SURABAYA, KOMPAS -
Demikian pandangan Kacung Marijan, Guru Besar Fakultas Ilmu Sosial dan Ilmu Politik Universitas Airlangga, Surabaya, dan Abdul Aziz SR, pengajar Program Pascasarjana Universitas Indonesia. Mereka menyatakan hal itu secara terpisah, Senin (16/1), terkait keinginan PPP agar menjadi rumah bersama politik umat Islam, termasuk umat NU. NU merupakan salah satu partai yang berfusi ke PPP pada 1973 bersama Parmusi, PSII, dan Perti.

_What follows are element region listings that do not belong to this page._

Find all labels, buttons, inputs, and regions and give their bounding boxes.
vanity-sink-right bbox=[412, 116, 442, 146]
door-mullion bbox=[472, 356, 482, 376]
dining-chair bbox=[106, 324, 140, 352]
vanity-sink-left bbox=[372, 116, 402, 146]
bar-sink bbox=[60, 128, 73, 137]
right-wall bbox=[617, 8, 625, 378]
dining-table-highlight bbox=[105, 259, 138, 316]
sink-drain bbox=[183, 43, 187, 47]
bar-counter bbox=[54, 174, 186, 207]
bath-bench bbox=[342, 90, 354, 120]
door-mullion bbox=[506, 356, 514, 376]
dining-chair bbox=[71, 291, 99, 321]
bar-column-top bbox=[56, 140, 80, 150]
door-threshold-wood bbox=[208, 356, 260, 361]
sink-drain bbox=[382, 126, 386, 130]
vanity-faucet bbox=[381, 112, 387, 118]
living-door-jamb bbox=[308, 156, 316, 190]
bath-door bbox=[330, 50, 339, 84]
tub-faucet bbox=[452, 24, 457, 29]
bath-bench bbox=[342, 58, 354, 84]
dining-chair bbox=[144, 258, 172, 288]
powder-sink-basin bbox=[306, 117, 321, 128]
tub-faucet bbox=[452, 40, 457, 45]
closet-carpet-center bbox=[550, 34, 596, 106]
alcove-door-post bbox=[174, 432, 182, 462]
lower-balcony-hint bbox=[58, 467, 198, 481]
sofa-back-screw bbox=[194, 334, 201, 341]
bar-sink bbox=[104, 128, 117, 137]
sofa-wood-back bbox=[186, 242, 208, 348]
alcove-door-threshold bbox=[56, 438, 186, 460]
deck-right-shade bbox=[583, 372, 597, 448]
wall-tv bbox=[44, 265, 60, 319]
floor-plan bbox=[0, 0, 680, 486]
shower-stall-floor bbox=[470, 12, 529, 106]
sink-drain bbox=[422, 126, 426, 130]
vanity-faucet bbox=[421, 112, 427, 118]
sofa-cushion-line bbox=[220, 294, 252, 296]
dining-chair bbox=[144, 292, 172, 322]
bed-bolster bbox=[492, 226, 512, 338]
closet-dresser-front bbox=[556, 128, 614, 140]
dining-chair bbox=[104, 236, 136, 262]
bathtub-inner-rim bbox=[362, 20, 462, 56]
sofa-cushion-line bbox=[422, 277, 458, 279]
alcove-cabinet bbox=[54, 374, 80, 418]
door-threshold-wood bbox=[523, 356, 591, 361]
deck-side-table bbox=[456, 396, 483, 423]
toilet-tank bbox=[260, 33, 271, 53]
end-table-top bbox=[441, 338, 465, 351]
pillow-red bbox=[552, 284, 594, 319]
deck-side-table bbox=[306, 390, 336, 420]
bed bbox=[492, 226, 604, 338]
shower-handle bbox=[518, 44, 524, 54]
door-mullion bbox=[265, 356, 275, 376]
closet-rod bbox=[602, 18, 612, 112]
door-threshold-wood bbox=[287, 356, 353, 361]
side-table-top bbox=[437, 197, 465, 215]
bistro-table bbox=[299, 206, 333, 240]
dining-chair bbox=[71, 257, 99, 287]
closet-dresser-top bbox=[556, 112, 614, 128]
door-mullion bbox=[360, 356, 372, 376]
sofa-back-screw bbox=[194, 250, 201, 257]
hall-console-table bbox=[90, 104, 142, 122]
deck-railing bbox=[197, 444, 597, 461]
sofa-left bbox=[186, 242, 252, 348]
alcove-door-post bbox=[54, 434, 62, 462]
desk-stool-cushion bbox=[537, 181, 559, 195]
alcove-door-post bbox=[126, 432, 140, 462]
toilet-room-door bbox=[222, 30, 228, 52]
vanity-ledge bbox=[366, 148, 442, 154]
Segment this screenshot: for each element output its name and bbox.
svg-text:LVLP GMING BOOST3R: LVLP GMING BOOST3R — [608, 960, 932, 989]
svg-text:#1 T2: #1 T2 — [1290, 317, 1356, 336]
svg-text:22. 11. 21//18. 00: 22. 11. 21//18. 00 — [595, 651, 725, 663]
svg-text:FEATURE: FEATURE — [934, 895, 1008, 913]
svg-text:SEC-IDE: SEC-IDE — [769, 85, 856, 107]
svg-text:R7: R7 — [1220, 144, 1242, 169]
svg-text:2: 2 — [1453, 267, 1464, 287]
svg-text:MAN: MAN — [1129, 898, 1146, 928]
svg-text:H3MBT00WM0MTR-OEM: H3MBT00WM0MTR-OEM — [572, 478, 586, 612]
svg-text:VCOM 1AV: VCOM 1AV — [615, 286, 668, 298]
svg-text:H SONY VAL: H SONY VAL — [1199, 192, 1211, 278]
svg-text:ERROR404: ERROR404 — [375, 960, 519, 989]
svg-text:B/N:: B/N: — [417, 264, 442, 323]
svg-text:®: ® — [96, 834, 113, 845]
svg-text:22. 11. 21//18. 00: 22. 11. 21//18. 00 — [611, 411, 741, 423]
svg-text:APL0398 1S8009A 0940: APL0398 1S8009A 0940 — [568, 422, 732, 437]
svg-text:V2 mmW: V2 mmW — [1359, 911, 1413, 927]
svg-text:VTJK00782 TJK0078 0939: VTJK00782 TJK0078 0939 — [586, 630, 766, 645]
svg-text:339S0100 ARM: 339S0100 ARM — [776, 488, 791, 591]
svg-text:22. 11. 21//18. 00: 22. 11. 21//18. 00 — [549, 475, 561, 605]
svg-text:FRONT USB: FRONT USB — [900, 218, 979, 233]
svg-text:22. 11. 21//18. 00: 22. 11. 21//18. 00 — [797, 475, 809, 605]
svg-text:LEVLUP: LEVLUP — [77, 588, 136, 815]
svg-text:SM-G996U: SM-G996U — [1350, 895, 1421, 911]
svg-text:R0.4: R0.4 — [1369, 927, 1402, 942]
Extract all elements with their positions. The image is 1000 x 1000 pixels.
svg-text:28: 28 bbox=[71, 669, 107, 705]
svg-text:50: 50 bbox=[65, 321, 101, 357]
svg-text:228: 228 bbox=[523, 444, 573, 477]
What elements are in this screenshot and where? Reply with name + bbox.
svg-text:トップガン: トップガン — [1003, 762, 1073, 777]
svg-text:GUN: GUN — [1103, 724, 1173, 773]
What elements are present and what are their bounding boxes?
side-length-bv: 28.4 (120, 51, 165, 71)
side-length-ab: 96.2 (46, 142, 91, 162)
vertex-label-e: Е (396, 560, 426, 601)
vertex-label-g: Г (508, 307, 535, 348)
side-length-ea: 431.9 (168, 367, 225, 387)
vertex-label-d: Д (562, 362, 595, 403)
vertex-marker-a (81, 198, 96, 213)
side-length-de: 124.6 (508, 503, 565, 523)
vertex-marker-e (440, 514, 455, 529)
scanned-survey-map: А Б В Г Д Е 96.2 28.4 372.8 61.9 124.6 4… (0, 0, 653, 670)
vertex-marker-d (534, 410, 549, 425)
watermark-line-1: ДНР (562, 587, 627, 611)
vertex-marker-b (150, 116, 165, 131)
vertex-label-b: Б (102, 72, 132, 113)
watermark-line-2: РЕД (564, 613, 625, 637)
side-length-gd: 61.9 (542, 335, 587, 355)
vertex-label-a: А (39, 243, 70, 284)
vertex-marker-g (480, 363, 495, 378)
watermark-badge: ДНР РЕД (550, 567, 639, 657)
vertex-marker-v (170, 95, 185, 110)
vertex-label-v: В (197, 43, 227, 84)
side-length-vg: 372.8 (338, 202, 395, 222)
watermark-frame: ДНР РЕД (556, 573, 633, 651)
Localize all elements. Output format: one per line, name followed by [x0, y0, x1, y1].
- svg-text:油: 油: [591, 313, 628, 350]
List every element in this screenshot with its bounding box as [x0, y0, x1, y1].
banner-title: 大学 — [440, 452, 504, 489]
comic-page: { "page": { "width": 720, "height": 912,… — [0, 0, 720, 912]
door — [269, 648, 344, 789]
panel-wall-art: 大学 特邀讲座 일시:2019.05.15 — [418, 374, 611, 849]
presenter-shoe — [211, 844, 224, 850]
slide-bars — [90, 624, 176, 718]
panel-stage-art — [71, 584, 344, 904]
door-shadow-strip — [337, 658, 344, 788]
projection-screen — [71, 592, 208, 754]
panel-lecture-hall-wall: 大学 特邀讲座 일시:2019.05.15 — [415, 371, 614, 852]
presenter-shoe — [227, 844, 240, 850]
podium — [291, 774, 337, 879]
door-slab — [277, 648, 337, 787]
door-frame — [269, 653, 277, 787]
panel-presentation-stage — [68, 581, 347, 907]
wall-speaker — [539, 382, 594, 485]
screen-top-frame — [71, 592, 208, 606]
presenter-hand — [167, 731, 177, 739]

Menurut Kacung, PPP berusaha agar perolehan suara tidak semakin merosot. Dari pemilu ke pemilu pada era reformasi, perolehan suaranya cenderung merosot karena pemilih berpindah ke partai Islam seperti Partai Kebangkitan Bangsa (PKB), Partai Keadilan Sejahtera (PKS), dan Partai Amanat Nasional (PAN).
Karena itu, PPP ingin menarik kembali massanya yang pindah partai itu, terutama umat NU selagi PKB yang pendiriannya difasilitasi PBNU sedang dilanda kemelut. Demikian pula Partai Kebangkitan Nasional Ulama tak lolos ambang batas parlemen.
Menurut Kacung, upaya PPP itu tidak mudah. Cara PPP menarik kembali umat NU dengan menggandeng kiai juga belum tentu efektif. ”Orientasi politik umat NU sudah berubah. Untuk urusan keagamaan, mereka masih sami’na wa atha’na (mendengar dan patuh) kepada kiai. Tetapi, untuk politik, tingkat kepatuhannya sangat longgar. Buktinya PKNU yang didukung kiai-kiai besar pun kalah,” kata Kacung.
Menurut Kacung, seharusnya PPP jangan hanya mengandalkan kiai dan pesantren untuk menaikkan suara. PPP harus berani menjaring generasi muda baru. Kehadiran generasi muda adalah keniscayaan jika PPP ingin tetap eksis dan menjadi rumah besar politik umat Islam.
Menurut Aziz, saat ini umat NU lebih cerdas memilih mana yang bisa menguntungkan NU sehingga tidak bisa ditarik dengan isu-isu ideologis ataupun historis oleh PPP. Apalagi terlihat isu ideologis itu hanya pura-pura. Penampilan PPP sebagai partai Islam tidak ada bedanya dengan partai yang tidak berlabel Islam.
Aziz menambahkan, memang tidak mudah bagi PPP menjaring generasi muda karena penampilan partai yang terkesan kolot, tidak gaul.